Courtesy of The Lilly Library, Indiana University, Bloomington, Indiana

Plath’s interest in her visual life went beyond some primordial notion of selfie culture. “I think she really cared about what her outward identity said to people around her,” Moss surmises. The poet cared about clothing—her fashion sketches appear frequently in her diaries—and about the nitty-gritty of aesthetics, down to her choice of stationary. “There was one letter she wrote to a boyfriend, Philip McCurdy, where she says she prefers gray paper with red letterhead, but she was writing on yellow to be fun.” (To see how closely Plath mined her journals and letters in her writing, consider this passage from The Bell Jar: “So I wrote Philomena Guinea a long letter in coal-black ink on gray paper with the name of the college embossed on it in red.”)

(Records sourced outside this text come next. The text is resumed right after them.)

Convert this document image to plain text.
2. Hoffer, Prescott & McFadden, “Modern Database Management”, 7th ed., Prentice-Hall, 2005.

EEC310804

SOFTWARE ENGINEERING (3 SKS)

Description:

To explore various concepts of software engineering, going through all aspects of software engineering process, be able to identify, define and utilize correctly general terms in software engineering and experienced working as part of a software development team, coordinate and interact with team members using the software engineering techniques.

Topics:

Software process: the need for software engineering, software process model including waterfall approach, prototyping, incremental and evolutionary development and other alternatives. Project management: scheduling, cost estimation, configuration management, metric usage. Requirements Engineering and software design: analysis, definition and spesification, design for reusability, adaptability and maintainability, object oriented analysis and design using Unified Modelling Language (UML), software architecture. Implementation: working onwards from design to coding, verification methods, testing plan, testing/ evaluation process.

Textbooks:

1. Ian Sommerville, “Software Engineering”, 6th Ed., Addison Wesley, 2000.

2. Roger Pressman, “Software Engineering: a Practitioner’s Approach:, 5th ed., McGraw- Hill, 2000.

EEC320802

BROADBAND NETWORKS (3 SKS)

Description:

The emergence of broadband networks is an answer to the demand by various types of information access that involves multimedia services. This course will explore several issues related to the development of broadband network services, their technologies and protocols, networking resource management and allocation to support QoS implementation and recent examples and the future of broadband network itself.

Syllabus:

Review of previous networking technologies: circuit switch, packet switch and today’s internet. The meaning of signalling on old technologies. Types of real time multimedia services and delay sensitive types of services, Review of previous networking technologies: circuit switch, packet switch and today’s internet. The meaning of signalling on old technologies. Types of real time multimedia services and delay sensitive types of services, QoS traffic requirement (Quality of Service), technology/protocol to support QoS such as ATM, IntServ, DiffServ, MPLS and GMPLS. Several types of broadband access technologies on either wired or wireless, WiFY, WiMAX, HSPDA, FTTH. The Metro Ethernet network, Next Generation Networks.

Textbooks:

There’s an irony here: For someone so preoccupied with self-presentation, Plath’s image has always been controlled by others—first and foremost by her estranged husband, poet Ted Hughes, who burned his dead wife’s final journal, futzed with the manuscript of her masterpiece Ariel, and published a posthumous version of the book that was quite different (though possibly better) than what she left behind—and then by us, her fans, who saw in the poet only what we wanted to see.

Which is, in and of itself, a pretty good case for the National Portrait Gallery show. Here is Sylvia Plath, revealing herself as she wished to be seen, in all her complexity. “I wanted her light side to be balanced with her dark side,” says Moss. “What I was most concerned about was showing all sides of her.”